Netflix create multiple landing cards (the images you're shown on your suggestions) to see which generate the most clicks. The more popular landing cards will then be widely adopted.

If it's not weird enough that we're all part of some worldwide social experiment, it turns out they actually tailor these landing cards to each of us individually, so that the content appeals to us more.

If you've been watching action films, it's likely the landing card Netflix show you will be an action shot, even if it isn't an action film.

They faced some backlash from this recently when podcaster Stacia L. Brown pointed out in a tweet that the promotional image for Like Father, a film whose main characters are white, featured two black actors who had a combined total of just 20 lines between them.

She accused Netflix of racial profiling, but they denied the claims and said it was likely just based on her viewing history.

If random shows you've never watched before appear in your 'continue watching' bar, you've probably been hacked

Sometimes they might stick a random Netflix original into your suggested bar, or they might resurface a show you'd given up on weeks ago to tempt you to keep watching.

But if some crazy shit suddenly starts appearing under the 'continue-watching' bar that you know you haven't watched, the chances are you've been hacked.

Hundreds of accounts have been sold on the dark web, giving complete strangers access to your account.

Sometimes the descriptions don't match up to the film or TV show

Netflix synopses have provided us with some comedy gold. Nobody can deny that their one-liners are genius. But it's not rare to come across a description that just doesn't make sense.

Ex-Netflix employee Ealasaid Haas, who worked at the company from 2004 to 2005, claims Netflix don't pay their staff enough to actually watch the shows.

Granted he hasn't worked for Netflix for 14 years, but it would explain a few things.

They even know your sleep pattern

Todd Yellin, the Vice-President of Product at Netflix revealed they customise your suggestions based on what time you decide to start watching. So if you log in at night time, they'll probably suggest shorter shows or films you're already halfway through.

It's not just your sleeping habits they're judging, they also know how short your attention span is

It's been speculated Netflix cancels shows or stops making them after just two seasons, and that's because their algorithm discovered this is the optimal length a series should be.

Apparently we get bored after the second series and tend to stop watching.

Netflix haven't confirmed this rumour, but recent studies have found that shows have an average life-span of just two seasons.

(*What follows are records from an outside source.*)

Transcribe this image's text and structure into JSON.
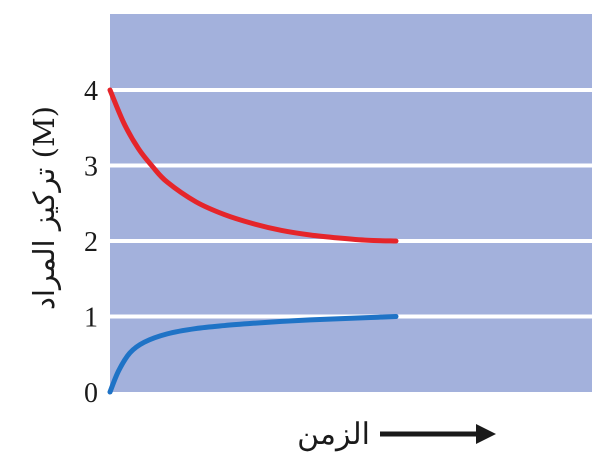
{
  "chart_data": {
    "type": "line",
    "ylabel": "تركيز المراد (M)",
    "xlabel": "الزمن",
    "ylim": [
      0,
      4.85
    ],
    "yticks": [
      "0",
      "1",
      "2",
      "3",
      "4"
    ],
    "grid": true,
    "x_axis_ticks_shown": false,
    "series": [
      {
        "color": "#e5252a",
        "points": [
          [
            0,
            4.0
          ],
          [
            0.05,
            3.55
          ],
          [
            0.1,
            3.22
          ],
          [
            0.15,
            2.98
          ],
          [
            0.2,
            2.78
          ],
          [
            0.3,
            2.52
          ],
          [
            0.4,
            2.35
          ],
          [
            0.5,
            2.23
          ],
          [
            0.6,
            2.14
          ],
          [
            0.7,
            2.08
          ],
          [
            0.8,
            2.04
          ],
          [
            0.9,
            2.01
          ],
          [
            1.0,
            2.0
          ]
        ]
      },
      {
        "color": "#1f73c6",
        "points": [
          [
            0,
            0.0
          ],
          [
            0.03,
            0.28
          ],
          [
            0.07,
            0.52
          ],
          [
            0.12,
            0.66
          ],
          [
            0.2,
            0.77
          ],
          [
            0.3,
            0.84
          ],
          [
            0.4,
            0.88
          ],
          [
            0.5,
            0.91
          ],
          [
            0.6,
            0.935
          ],
          [
            0.7,
            0.955
          ],
          [
            0.8,
            0.97
          ],
          [
            0.9,
            0.985
          ],
          [
            1.0,
            1.0
          ]
        ]
      }
    ],
    "colors": {
      "plot_background": "#a3b1dc",
      "gridline": "#ffffff"
    }
  }
}
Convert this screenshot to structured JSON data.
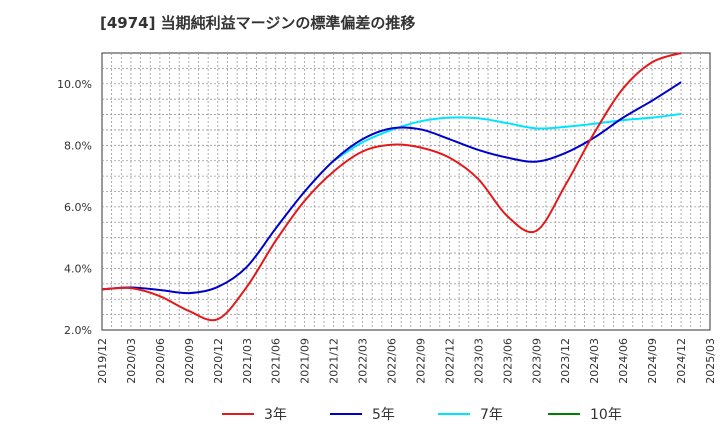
{
  "chart_data": {
    "type": "line",
    "title": "[4974]  当期純利益マージンの標準偏差の推移",
    "xlabel": "",
    "ylabel": "",
    "ylim": [
      2.0,
      11.0
    ],
    "y_ticks": [
      "2.0%",
      "4.0%",
      "6.0%",
      "8.0%",
      "10.0%"
    ],
    "y_tick_values": [
      2,
      4,
      6,
      8,
      10
    ],
    "x_categories": [
      "2019/12",
      "2020/03",
      "2020/06",
      "2020/09",
      "2020/12",
      "2021/03",
      "2021/06",
      "2021/09",
      "2021/12",
      "2022/03",
      "2022/06",
      "2022/09",
      "2022/12",
      "2023/03",
      "2023/06",
      "2023/09",
      "2023/12",
      "2024/03",
      "2024/06",
      "2024/09",
      "2024/12",
      "2025/03"
    ],
    "grid": true,
    "legend_position": "bottom",
    "series": [
      {
        "name": "3年",
        "color": "#e31a1c",
        "points": [
          [
            "2019/12",
            3.32
          ],
          [
            "2020/03",
            3.36
          ],
          [
            "2020/06",
            3.1
          ],
          [
            "2020/09",
            2.62
          ],
          [
            "2020/12",
            2.35
          ],
          [
            "2021/03",
            3.4
          ],
          [
            "2021/06",
            4.9
          ],
          [
            "2021/09",
            6.2
          ],
          [
            "2021/12",
            7.15
          ],
          [
            "2022/03",
            7.8
          ],
          [
            "2022/06",
            8.02
          ],
          [
            "2022/09",
            7.93
          ],
          [
            "2022/12",
            7.6
          ],
          [
            "2023/03",
            6.9
          ],
          [
            "2023/06",
            5.7
          ],
          [
            "2023/09",
            5.22
          ],
          [
            "2023/12",
            6.7
          ],
          [
            "2024/03",
            8.4
          ],
          [
            "2024/06",
            9.85
          ],
          [
            "2024/09",
            10.7
          ],
          [
            "2024/12",
            11.0
          ]
        ]
      },
      {
        "name": "5年",
        "color": "#0000cc",
        "points": [
          [
            "2019/12",
            3.32
          ],
          [
            "2020/03",
            3.38
          ],
          [
            "2020/06",
            3.3
          ],
          [
            "2020/09",
            3.2
          ],
          [
            "2020/12",
            3.4
          ],
          [
            "2021/03",
            4.05
          ],
          [
            "2021/06",
            5.3
          ],
          [
            "2021/09",
            6.5
          ],
          [
            "2021/12",
            7.5
          ],
          [
            "2022/03",
            8.2
          ],
          [
            "2022/06",
            8.55
          ],
          [
            "2022/09",
            8.52
          ],
          [
            "2022/12",
            8.2
          ],
          [
            "2023/03",
            7.85
          ],
          [
            "2023/06",
            7.6
          ],
          [
            "2023/09",
            7.47
          ],
          [
            "2023/12",
            7.75
          ],
          [
            "2024/03",
            8.25
          ],
          [
            "2024/06",
            8.9
          ],
          [
            "2024/09",
            9.45
          ],
          [
            "2024/12",
            10.05
          ]
        ]
      },
      {
        "name": "7年",
        "color": "#00e5ff",
        "points": [
          [
            "2021/12",
            7.5
          ],
          [
            "2022/03",
            8.1
          ],
          [
            "2022/06",
            8.5
          ],
          [
            "2022/09",
            8.78
          ],
          [
            "2022/12",
            8.9
          ],
          [
            "2023/03",
            8.88
          ],
          [
            "2023/06",
            8.72
          ],
          [
            "2023/09",
            8.55
          ],
          [
            "2023/12",
            8.6
          ],
          [
            "2024/03",
            8.7
          ],
          [
            "2024/06",
            8.82
          ],
          [
            "2024/09",
            8.9
          ],
          [
            "2024/12",
            9.02
          ]
        ]
      },
      {
        "name": "10年",
        "color": "#008000",
        "points": []
      }
    ]
  }
}
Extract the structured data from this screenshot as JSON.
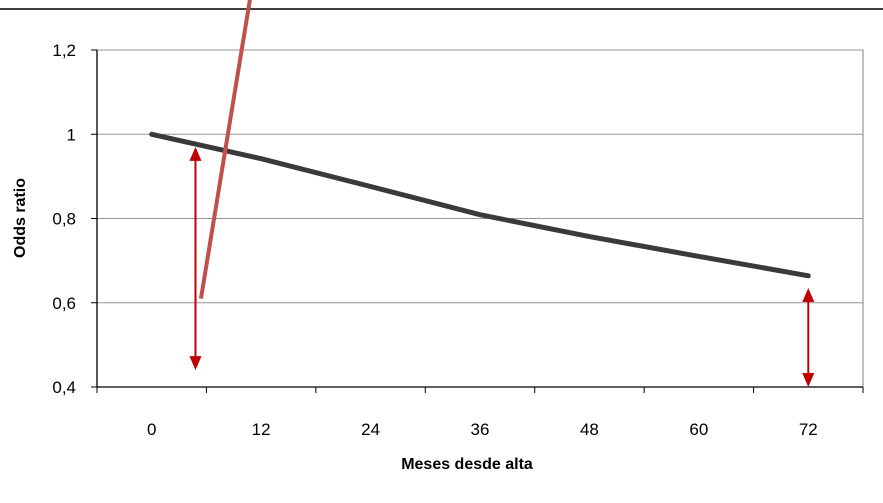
{
  "chart_data": {
    "type": "line",
    "title": "",
    "xlabel": "Meses desde alta",
    "ylabel": "Odds ratio",
    "x_ticks": [
      "0",
      "12",
      "24",
      "36",
      "48",
      "60",
      "72"
    ],
    "y_ticks": [
      "0,4",
      "0,6",
      "0,8",
      "1",
      "1,2"
    ],
    "xlim": [
      -6,
      78
    ],
    "ylim": [
      0.4,
      1.2
    ],
    "grid": "horizontal",
    "legend": "none",
    "series": [
      {
        "color": "#3a3a3a",
        "x": [
          0,
          12,
          24,
          36,
          48,
          60,
          72
        ],
        "y": [
          1.0,
          0.942,
          0.876,
          0.809,
          0.757,
          0.71,
          0.664
        ]
      }
    ],
    "annotations": {
      "red_line": {
        "color": "#c0504d",
        "from": [
          5.4,
          0.61
        ],
        "to": [
          11,
          1.35
        ]
      },
      "arrows": [
        {
          "color": "#c00000",
          "x": 4.8,
          "y_from": 0.97,
          "y_to": 0.44
        },
        {
          "color": "#c00000",
          "x": 72,
          "y_from": 0.635,
          "y_to": 0.4
        }
      ]
    }
  }
}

RIP binge-watching.

Apparently Netflix don't like the word 'binge-watching'

Guy Pearce, who directed The Innocents, claims that despite binge-watching being one of the most popular activities, Netflix really doesn't like the phrase.

In an interview with Empire, Guy said: "I don't think Netflix likes the term 'binge.' When we did the promotion for The Innocents in the United States, we were strictly sort of instructed beforehand not to talk about 'binge-watching.'"

He didn’t clarify why they're so against it, but it’s likely due to the negative connotations of the word "binge", like binge-eating and binge-drinking.